Kafka: la condena de ser acusado


Miguel Catalán.- En un sentido profundo, el dedo que acusó forma parte de la mano que castiga. O, dicho a la inversa, el índice que aprieta el gatillo es el mismo que antes señaló la pieza.

El vínculo entre la hostilidad de la acusación, la vergüenza que siente el señalado, el sentimiento íntimo de culpa y el castigo exterior ha sido expuesto por Franz Kafka a la cruda luz de su escritorio. Las próximas páginas pretenden desentrañar la red de relaciones que tiende la obra del escritor checo entre el rumor acusatorio y el fallo condenatorio.

El nexo que advirtió Kafka entre la acusación y la condena se reduce al más simple de los enunciados posibles: la condena consiste en la acusación.
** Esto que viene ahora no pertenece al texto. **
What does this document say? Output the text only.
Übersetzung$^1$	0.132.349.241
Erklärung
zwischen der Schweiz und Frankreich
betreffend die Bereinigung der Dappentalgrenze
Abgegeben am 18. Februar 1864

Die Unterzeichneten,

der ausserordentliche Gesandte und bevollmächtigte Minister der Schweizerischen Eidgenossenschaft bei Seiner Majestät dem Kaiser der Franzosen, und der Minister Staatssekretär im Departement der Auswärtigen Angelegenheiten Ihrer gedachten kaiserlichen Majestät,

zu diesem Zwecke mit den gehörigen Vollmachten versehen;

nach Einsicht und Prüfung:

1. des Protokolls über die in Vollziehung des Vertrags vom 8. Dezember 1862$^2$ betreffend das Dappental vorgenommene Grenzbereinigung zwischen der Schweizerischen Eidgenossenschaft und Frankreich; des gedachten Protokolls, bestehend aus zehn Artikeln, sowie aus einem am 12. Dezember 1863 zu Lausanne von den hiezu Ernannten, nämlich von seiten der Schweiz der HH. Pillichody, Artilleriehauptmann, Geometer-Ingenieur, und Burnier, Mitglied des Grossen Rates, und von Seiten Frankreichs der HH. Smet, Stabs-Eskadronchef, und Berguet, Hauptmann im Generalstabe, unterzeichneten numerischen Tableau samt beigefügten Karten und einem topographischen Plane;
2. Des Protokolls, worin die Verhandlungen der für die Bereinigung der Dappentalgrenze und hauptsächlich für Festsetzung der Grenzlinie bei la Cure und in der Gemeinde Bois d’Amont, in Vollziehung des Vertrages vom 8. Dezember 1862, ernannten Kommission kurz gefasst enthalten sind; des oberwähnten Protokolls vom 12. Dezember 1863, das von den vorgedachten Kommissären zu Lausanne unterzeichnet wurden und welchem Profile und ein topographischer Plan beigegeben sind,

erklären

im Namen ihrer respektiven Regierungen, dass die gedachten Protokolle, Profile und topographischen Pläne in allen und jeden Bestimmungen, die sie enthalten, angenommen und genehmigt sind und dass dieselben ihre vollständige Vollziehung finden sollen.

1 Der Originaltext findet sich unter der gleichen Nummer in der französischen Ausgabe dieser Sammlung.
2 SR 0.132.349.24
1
Esa equiparación entre acusación pública y condena revela el significado social de la acción de acusar en voz alta o por escrito que cualquier grupo emprende contra uno de sus miembros. Que al final de El proceso resulte que la condena del protagonista tuvo lugar en el momento mismo de incoarse el procedimiento no obedece a una mera hipérbole y menos a una fantasía literaria, sino a la percepción de una realidad antropológica que voy a intentar resumir en las siguientes líneas.
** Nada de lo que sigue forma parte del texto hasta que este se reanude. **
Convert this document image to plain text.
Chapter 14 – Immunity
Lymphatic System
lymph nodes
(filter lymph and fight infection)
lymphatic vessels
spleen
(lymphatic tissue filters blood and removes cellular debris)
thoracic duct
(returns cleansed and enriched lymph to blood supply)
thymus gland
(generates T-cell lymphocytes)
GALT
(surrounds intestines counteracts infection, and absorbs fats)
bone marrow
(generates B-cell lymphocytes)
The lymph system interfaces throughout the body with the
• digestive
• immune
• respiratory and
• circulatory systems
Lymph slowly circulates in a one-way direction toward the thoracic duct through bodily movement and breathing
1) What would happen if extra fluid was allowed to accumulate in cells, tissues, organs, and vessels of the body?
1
Aun cuando la regla jurídica del moderno Occidente se expresa  con claridad en el derecho romano, el cual establece que el demandado debe ser absuelto si el demandante no prueba su denuncia (actore non probante, reus est absolvendus), durante largos periodos de nuestro pasado y aún hoy en otras culturas, la carga de la prueba u onus probandi ha corrido a cargo del acusado o bien se ha repartido entre acusado y acusador. Así sucedió siempre en la esfera moral, pero también con frecuencia en la jurídica, como nos advierten los historiadores del derecho. John Gilissen ha mostrado que en las sociedades arcaicas la carga de la prueba recaía con frecuencia sobre el imputado, el cual sólo podía evitar la condena demostrando su inocencia. Otro estudioso de la prueba, Raoul van Caenegem, indica que la renuncia al examen crítico de las informaciones que el juez pudiera reunir ha sido habitual en numerosos pueblos antiguos y primitivo . Y no sólo eso. Tras la barbarización de Occidente en el siglo V y hasta los siglos XII-XIII, la carga de la prueba solía recaer también en Europa sobre el denunciado. Era este quien debía “purgar la acusación” sometiéndose a pruebas no racionales con frecuencia tendentes a producir la condena. Así ocurría en la ordalía o juicio de Dios. He aquí algunas de las fórmulas del Iudicium Dei: por ordalía unilateral entre el acusado y la divinidad, los ministros de la justicia lanzaban al acusado a un río y Dios decidía si debía ahogarse o ganar la orilla; por ordalía bilateral con Dios por medio, acusado y acusador echaban un pulso y el Señor daba a torcer uno de los dos brazos; en ocasiones, el acusado se reconocía culpable por el mero hecho de negarse a prestar juramento.  Estos juicios de Dios que se celebraron a menudo en el interior de los templos y contaron con la aprobación de los papas y de padres de la Iglesia como San Agustín terminarían cruzando los umbrales de la Edad Moderna.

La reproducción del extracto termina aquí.